This section is from the book "The Gardener's Monthly And Horticulturist V29", by Thomas Meehan. See also: Four-Season Harvest: Organic Vegetables from Your Home Garden All Year Long.
One of the greatest objects of art is to add to the pleasures at our command. In the language of trade, we desire to "work a thing for all it is worth." In gastronomic art, we may pronounce a potato very good, but we take more pleasure out of it under certain circumstances, when we add other articles to it. There are scores of methods, from potato salad to potatoes simply boiled or roasted, that add to the simple pleasure of the tuber itself. There are, however, hundreds of people who do not know how simple and easy it is to get varied pleasures from the simple potato, and just so there are hundreds who do not know how much more enjoyment they may have at small cost out of a little piece of garden ground than they at present enjoy. Landscape garden art, like the gastronomic art, teaches us simply to get out of the raw material "all it is worth".
In landscape gardening, the artist has to deal with four leading elements that affect his work the earth, the air, the sky and the water.
The good landscape gardener never forgets these divisions in his arrangements. It is not always that he can get them all at command, but he is happy when he does. Usually little is thought of but the ground. It is graded, planted and roads led over it, and it may have some architectural ornamentation thrown in. But planting with regard to the air - or that which is above the earth - is seldom thought of. Few things add so much to the impression of extent as glimpses of sky through shadowy woods or plantations, and the morning or evening sun affords beauties that should never be planted out. Air in its cooling breezy capacity, in its sheltering offices from rude winds, in its influence on health in so many aspects, is of commanding consideration.

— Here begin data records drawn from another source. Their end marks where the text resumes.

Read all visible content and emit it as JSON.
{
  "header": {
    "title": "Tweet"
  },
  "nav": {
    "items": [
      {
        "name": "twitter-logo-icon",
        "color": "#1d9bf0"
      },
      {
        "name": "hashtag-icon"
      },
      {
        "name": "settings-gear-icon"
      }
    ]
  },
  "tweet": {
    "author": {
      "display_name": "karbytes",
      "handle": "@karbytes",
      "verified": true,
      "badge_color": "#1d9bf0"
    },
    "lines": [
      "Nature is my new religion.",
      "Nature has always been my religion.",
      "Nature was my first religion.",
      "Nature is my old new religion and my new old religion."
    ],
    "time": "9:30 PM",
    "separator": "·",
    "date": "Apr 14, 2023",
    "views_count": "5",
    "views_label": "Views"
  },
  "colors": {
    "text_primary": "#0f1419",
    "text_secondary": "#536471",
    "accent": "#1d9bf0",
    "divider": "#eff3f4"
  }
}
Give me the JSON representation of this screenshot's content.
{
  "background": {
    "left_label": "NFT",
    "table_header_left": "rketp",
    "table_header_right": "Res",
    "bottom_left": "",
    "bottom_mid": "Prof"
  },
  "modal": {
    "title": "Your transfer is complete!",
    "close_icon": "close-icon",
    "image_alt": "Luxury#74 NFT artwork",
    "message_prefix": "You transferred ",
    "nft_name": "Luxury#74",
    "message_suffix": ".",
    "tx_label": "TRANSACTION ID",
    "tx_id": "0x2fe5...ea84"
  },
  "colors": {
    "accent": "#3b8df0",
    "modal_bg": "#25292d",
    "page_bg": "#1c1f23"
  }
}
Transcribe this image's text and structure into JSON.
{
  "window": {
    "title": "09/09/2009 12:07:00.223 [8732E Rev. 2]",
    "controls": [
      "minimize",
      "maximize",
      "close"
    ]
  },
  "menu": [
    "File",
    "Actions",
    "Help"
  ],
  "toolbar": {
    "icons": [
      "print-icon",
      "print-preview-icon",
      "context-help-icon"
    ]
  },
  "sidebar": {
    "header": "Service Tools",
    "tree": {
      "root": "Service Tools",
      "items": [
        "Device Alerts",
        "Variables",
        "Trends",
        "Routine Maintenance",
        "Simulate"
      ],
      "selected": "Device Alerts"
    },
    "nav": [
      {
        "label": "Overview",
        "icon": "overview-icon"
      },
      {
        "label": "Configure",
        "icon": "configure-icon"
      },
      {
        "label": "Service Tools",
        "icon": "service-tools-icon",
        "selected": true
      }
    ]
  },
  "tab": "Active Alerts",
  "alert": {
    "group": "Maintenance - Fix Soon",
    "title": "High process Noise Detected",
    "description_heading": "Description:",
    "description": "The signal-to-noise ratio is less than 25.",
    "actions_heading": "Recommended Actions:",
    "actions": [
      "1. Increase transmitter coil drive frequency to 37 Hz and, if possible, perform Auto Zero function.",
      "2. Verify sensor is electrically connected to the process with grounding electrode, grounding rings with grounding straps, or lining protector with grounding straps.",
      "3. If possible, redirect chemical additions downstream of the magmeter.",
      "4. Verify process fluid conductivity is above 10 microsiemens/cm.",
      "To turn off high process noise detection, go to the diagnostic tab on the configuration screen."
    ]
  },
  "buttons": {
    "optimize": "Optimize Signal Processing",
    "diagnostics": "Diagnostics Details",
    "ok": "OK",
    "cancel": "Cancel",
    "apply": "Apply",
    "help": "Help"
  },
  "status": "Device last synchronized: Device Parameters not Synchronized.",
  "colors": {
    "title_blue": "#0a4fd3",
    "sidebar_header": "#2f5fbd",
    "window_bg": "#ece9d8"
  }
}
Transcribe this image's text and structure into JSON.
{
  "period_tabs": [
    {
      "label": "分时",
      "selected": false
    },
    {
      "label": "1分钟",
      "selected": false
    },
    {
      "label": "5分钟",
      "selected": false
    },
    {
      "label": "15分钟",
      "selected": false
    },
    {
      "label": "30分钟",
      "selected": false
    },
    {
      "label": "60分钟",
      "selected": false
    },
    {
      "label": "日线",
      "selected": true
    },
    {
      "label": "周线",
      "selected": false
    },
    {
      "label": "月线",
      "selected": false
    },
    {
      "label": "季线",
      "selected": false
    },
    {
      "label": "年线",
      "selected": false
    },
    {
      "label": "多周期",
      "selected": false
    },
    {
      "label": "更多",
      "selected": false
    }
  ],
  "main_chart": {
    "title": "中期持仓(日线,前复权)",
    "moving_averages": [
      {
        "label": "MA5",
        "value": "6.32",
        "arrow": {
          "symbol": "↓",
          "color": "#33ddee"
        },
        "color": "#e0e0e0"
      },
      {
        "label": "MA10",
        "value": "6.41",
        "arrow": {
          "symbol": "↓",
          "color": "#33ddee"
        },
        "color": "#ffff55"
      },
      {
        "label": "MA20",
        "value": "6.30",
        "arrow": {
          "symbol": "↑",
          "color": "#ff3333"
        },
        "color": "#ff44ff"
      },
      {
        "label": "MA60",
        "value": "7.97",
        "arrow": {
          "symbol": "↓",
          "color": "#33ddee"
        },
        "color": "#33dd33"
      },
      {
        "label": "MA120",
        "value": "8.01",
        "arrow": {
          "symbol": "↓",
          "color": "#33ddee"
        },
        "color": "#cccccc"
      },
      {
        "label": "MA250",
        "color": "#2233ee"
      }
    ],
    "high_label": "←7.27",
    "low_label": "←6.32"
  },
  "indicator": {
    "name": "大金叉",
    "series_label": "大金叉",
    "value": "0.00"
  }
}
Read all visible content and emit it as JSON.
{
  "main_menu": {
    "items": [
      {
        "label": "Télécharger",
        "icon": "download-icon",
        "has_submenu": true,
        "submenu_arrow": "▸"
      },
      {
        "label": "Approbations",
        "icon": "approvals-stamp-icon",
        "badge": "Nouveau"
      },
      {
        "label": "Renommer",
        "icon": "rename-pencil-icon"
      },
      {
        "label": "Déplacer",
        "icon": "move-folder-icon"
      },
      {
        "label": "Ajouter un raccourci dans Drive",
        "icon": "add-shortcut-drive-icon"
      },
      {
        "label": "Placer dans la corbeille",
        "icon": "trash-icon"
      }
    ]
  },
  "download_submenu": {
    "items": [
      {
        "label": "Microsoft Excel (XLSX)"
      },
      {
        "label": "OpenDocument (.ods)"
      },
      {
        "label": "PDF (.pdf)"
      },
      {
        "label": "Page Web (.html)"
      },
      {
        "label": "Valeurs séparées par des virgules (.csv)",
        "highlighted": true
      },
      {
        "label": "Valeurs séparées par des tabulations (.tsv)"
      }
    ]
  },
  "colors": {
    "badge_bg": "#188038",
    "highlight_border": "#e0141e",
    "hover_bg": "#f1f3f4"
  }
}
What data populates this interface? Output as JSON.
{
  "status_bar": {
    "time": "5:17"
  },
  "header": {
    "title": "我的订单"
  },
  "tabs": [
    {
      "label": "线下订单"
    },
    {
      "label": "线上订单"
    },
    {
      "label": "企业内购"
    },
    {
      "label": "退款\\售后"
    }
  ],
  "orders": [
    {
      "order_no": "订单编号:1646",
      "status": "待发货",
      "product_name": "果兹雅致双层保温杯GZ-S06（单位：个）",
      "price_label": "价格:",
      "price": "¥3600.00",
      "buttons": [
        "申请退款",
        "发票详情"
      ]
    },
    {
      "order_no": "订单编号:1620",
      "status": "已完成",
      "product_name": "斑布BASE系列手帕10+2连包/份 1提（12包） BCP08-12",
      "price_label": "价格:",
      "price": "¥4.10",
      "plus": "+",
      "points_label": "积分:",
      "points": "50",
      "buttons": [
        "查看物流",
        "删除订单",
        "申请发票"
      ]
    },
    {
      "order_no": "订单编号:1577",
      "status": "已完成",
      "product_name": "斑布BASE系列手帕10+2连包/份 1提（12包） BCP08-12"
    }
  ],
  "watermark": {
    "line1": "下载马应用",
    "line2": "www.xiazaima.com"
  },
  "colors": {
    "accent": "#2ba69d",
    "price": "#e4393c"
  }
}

Side Terrace and Lake, Chismere.
Water, when use can be made of it in landscape gardening, is possibly one of the greatest attractions to a country home, and can be made a tender to the most charming effects when under the control of a master hand. A fountain, a pool, even a little rill through a fern garden, will make a spot almost barren of other charms seem almost a paradise. When a river or lake can be had there is no end to the pleasure a country home can give.

Lake at Chismere.
It is not often that we can point our readers to illustrations where all these varied elements in landscape gardening can be happily combined. But we give to-day a series of sketches from the grounds of Chismere, on the Hudson, the country residence of Alex. Taylor, Esq. It is enough to bring tears to the eyes of the enthusiastic landscape gardener, that it is only at rare intervals in his life can he get a free use of the best rnaterial in his art to deal with; and envy to those who have money to spend on garden art that they can so seldom find such beauty spots on which the artists in gardening can show their skill.

Chismere on the Hudson: Residence of Alex. Taylor, Esq.